Pembangunan yang dipimpin pasar contohnya adalah seperti kebijakan pembangunan ekonomi pertumbuhan dengan bertumpu pada ekspor, dan privatisasi.

Pembangunan dengan Pendekatan dan Strategi Intervensionis  

Banyak strategi pembangunan ekonomi antara lain pengembangan kredit mikro, pengembangan sistem keuangan yang sehat, pengembangan tata kelola perusahaan yang baik (good corporate governance),  hingga perdagangan yang adil (fair trade). 

Beberapa strategi tersebut muncul dari organisasi non pemerintah (NGO) yang didasarkan pada inisiatif akar rumput untuk mengatasi persoalan ketidakadilan sosial.  

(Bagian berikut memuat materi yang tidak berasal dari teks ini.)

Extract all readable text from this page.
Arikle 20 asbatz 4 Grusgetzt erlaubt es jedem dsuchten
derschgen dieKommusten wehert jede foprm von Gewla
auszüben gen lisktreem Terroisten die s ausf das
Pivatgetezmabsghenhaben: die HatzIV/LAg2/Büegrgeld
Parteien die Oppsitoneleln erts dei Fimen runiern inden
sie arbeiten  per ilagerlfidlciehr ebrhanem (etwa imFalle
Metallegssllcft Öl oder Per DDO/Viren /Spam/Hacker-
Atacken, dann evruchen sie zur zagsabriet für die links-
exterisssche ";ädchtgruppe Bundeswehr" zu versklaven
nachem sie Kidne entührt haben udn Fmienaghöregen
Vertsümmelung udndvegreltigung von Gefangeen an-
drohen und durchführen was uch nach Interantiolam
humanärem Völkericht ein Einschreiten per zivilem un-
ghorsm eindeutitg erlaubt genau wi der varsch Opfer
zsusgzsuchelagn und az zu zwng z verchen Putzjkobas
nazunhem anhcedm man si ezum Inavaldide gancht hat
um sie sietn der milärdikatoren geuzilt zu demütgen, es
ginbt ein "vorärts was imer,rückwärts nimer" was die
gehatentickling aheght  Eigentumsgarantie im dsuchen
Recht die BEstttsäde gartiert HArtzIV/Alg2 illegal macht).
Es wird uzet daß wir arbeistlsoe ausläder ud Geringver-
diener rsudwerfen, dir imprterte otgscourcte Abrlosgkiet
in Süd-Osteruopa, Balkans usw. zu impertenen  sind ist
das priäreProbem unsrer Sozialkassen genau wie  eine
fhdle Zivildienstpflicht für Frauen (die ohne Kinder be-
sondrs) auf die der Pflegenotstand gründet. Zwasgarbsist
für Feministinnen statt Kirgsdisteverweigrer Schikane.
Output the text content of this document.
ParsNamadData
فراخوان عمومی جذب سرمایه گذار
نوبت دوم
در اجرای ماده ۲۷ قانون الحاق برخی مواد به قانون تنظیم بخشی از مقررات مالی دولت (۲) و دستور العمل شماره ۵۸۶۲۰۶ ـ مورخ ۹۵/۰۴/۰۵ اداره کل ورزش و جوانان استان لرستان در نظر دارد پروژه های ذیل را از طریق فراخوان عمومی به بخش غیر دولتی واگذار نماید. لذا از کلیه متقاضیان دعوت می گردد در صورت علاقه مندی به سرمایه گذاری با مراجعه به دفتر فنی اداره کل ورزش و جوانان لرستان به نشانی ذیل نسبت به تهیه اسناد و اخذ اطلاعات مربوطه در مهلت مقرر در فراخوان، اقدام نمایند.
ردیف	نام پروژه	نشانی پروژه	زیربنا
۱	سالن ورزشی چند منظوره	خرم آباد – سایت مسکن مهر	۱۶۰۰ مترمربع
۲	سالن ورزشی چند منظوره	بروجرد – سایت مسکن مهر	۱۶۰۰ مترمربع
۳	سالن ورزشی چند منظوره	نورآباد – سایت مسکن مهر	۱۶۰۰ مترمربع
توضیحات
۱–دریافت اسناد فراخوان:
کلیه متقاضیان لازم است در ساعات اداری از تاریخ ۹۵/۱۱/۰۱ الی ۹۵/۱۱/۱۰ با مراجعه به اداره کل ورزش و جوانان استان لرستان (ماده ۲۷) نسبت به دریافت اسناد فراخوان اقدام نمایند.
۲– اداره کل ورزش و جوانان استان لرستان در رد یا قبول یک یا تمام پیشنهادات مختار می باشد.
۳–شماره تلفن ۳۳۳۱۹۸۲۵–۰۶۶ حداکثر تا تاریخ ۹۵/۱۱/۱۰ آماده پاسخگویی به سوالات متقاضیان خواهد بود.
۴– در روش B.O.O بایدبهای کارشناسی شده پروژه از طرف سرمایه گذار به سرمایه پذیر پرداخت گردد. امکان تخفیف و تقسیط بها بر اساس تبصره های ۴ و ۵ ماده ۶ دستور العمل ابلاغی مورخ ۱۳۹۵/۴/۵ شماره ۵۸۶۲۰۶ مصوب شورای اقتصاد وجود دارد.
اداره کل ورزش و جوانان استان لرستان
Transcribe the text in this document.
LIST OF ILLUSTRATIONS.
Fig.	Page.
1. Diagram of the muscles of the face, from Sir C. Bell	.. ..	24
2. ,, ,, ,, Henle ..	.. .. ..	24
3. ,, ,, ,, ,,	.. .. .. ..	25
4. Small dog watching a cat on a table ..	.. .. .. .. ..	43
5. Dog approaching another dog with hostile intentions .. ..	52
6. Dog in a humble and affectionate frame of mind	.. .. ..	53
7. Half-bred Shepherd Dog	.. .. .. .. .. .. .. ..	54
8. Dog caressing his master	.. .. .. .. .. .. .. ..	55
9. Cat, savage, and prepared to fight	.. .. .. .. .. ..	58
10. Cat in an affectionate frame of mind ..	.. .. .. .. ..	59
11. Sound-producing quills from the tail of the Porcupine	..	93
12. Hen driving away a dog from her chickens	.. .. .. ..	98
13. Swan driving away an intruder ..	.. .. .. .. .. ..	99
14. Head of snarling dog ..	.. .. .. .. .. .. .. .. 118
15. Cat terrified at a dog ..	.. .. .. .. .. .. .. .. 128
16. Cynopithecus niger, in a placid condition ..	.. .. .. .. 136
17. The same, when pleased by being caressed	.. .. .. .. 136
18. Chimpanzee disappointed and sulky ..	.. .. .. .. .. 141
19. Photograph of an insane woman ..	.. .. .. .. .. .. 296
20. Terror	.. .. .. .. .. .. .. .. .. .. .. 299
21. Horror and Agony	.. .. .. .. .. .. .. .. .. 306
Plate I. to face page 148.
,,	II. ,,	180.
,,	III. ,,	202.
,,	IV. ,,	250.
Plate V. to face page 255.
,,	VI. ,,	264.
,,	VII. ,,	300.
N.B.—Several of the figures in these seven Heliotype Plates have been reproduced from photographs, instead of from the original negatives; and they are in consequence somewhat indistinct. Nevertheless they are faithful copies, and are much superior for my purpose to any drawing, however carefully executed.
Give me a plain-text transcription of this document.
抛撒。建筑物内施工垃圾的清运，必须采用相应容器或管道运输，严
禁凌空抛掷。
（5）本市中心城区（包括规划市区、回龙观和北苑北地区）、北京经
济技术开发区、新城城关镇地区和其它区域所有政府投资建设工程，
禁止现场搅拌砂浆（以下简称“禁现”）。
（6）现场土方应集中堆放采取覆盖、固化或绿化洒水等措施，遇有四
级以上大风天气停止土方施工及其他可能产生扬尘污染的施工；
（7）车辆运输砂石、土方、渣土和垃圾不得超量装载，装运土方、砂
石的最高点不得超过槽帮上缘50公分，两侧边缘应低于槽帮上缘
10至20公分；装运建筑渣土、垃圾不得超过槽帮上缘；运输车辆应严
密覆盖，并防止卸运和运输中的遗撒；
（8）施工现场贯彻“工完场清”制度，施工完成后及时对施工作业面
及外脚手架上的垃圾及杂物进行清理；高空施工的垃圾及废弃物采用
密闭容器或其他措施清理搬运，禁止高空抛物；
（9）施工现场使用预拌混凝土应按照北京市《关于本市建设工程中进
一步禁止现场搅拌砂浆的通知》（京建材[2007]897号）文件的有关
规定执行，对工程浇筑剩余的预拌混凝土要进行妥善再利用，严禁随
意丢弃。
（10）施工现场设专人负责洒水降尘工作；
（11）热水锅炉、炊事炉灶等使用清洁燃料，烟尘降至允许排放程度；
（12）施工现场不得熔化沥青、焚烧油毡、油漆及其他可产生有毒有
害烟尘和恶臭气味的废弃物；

Pertumbuhan ekonomi yang bertumpu pada ekspor menggunakan kekuatan mekanisme pasar, sementara substitusi impor dan perjanjian pengelolaan komoditas berkelanjutan bersifat intervensionis.  

Strategi pembangunan ekonomi yang dipimpin pasar adalah kebijakan yang memaksimalkan mekanisme dan kekuatan pasar serta pada saat yang sama meminimalkan peran pemerintah dalam sistem perekonomian.  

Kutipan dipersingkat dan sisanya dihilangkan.